The answer depends entirely on your personal goal — you need to ask yourself what you're trying to achieve.
If your goal is healthcare coverage: Section 39 is a solid choice. It lets you continue accessing SSO-covered hospital care after leaving employment, preserving medical benefits that would otherwise lapse.
If your goal is the highest possible pension: Under current law, the better path is to return to Section 33 coverage if at all possible. Section 33 uses your real salary (up to 15,000 THB) as the pension calculation base, giving you a significantly higher pension than Section 39's fixed 4,800-baht base.
If maximizing my retirement pension is the goal, what should I do?
Under current law, the clearest answer is: return to Section 33 if you can. Because Section 33 uses your actual salary (up to 15,000 THB/month) for pension calculation, the pension you build under it is substantially higher than anything Section 39's 4,800-baht base can produce.
If returning to Section 33 isn't possible, maintaining Section 39 is still better than stopping contributions entirely — but it's worth calculating your real numbers first using the SSO pension calculator before deciding.
How long does it actually take to get a law or policy changed?
You need to be realistic: it can take years, and some reforms may never happen. Legislative changes and Ministerial Regulation amendments both involve political processes with many competing interests.
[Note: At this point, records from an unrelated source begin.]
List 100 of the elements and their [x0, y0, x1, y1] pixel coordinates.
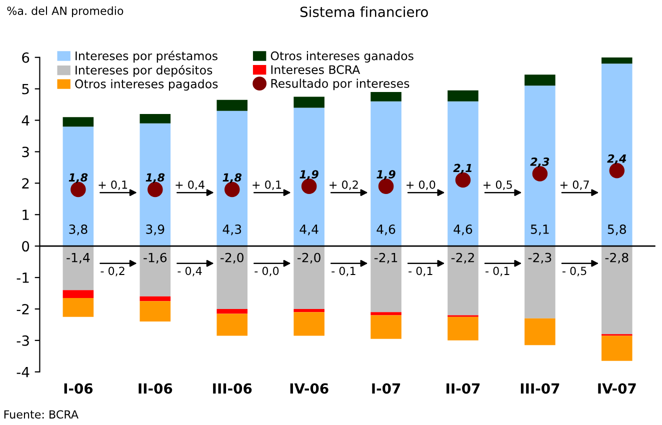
annotation: + 0,1 [98, 180, 128, 190]
bar [448, 101, 478, 246]
x-tick-label: III-06 [213, 383, 252, 394]
bar [524, 74, 556, 86]
legend-label: Intereses por depósitos [76, 64, 212, 77]
point [532, 166, 548, 182]
bar [602, 57, 632, 64]
bar [140, 301, 171, 322]
bar [524, 318, 556, 346]
x-tick-label: IV-07 [598, 383, 636, 394]
bar [370, 101, 402, 246]
bar [370, 312, 402, 316]
data-label: -2,0 [220, 252, 244, 264]
bar [140, 123, 171, 246]
bar [62, 126, 94, 246]
bar [448, 90, 478, 102]
bar [140, 246, 171, 296]
y-tick-label: -2 [16, 304, 29, 314]
y-tick-label: 1 [22, 210, 29, 220]
annotation: + 0,0 [406, 180, 436, 190]
data-label: -1,6 [144, 252, 167, 264]
annotation: - 0,5 [562, 266, 586, 276]
data-label: 4,6 [454, 224, 472, 236]
bar [216, 314, 248, 336]
bar [602, 246, 632, 334]
annotation: - 0,2 [100, 266, 124, 276]
annotation: - 0,1 [332, 266, 356, 276]
y-tick-label: -4 [16, 367, 30, 378]
point [378, 178, 394, 194]
data-label: -2,8 [605, 252, 628, 264]
y-tick-label: 6 [22, 52, 30, 63]
x-tick-label: III-07 [520, 383, 560, 394]
data-label: -1,4 [66, 252, 90, 264]
data-label: 1,8 [68, 173, 88, 184]
data-label: 3,9 [146, 224, 164, 236]
data-label: 2,1 [453, 164, 472, 174]
bar [370, 315, 402, 339]
bar [216, 100, 248, 111]
data-label: 3,8 [69, 224, 88, 236]
chart-title: Sistema financiero [300, 6, 428, 18]
data-label: 2,4 [607, 154, 626, 164]
legend-label: Otros intereses ganados [270, 51, 414, 63]
bar [370, 92, 402, 102]
bar [370, 246, 402, 312]
y-tick-label: 5 [22, 84, 29, 94]
bar [448, 316, 478, 340]
bar [602, 336, 632, 361]
data-label: 5,1 [530, 224, 549, 236]
data-label: 1,8 [222, 173, 242, 184]
bar [448, 246, 478, 316]
y-tick-label: 0 [22, 241, 30, 252]
y-tick-label: 4 [22, 115, 30, 126]
bar [216, 110, 248, 246]
bar [294, 312, 324, 336]
data-label: -2,1 [374, 252, 398, 264]
bar [62, 290, 94, 298]
data-label: -2,0 [297, 252, 320, 264]
annotation: + 0,4 [176, 180, 204, 190]
annotation: - 0,1 [408, 266, 432, 276]
source-note: Fuente: BCRA [4, 410, 78, 419]
bar [524, 246, 556, 318]
bar [216, 246, 248, 309]
data-label: 4,4 [300, 224, 318, 236]
data-label: 4,6 [376, 224, 396, 236]
bar [62, 298, 94, 317]
bar [62, 117, 94, 127]
bar [294, 246, 324, 309]
y-tick-label: -1 [16, 272, 29, 283]
legend-label: Resultado por intereses [271, 78, 410, 90]
y-tick-label: 2 [22, 178, 29, 188]
bar [602, 64, 632, 246]
legend-label: Otros intereses pagados [75, 79, 218, 91]
point [301, 178, 317, 194]
bar [140, 114, 171, 124]
x-tick-label: II-06 [138, 383, 172, 394]
annotation: + 0,5 [484, 180, 512, 190]
legend-label: Intereses por préstamos [76, 50, 218, 63]
bar [62, 246, 94, 290]
x-tick-label: I-06 [64, 383, 93, 394]
annotation: + 0,1 [252, 180, 281, 190]
bar [140, 296, 171, 302]
annotation: + 0,7 [560, 180, 589, 190]
bar [294, 308, 324, 312]
data-label: -2,2 [451, 252, 474, 264]
annotation: - 0,4 [178, 266, 202, 276]
data-label: -2,3 [528, 252, 552, 264]
y-tick-label: 3 [22, 146, 29, 158]
y-axis-title: %a. del AN promedio [7, 6, 124, 18]
data-label: 1,9 [300, 170, 318, 180]
annotation: - 0,0 [254, 266, 279, 276]
data-label: 5,8 [608, 224, 626, 236]
data-label: 1,8 [146, 173, 165, 184]
bar [294, 96, 324, 108]
bar [294, 108, 324, 246]
x-tick-label: I-07 [372, 383, 400, 394]
annotation: - 0,1 [486, 266, 510, 276]
data-label: 1,9 [376, 170, 396, 180]
x-tick-label: II-07 [446, 383, 480, 394]
bar [216, 308, 248, 314]
bar [524, 86, 556, 246]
The fastest practical path is pressuring the executive side — the Minister of Labour and the SSO Board — to directly amend the regulation. This bypasses parliament and can move much faster, but still requires enough sustained social and political pressure to make it happen.
How realistic is a class-action-style group lawsuit at the Administrative Court?
Highly promising — especially with enough participants. Supreme Court Ruling 3307/2567 only exists because one insured person had the courage to personally sue the Ministry of Labour. That single case became the landmark precedent everyone is now citing.
If thousands of insured persons unite to file a coordinated petition at the Administrative Court — arguing that the Ministry of Labour is misinterpreting the pension base regulation — the chances of winning, and winning faster, increase dramatically. Both the legal weight of the case and the social and political pressure it creates are multiplied when there are thousands of plaintiffs rather than one.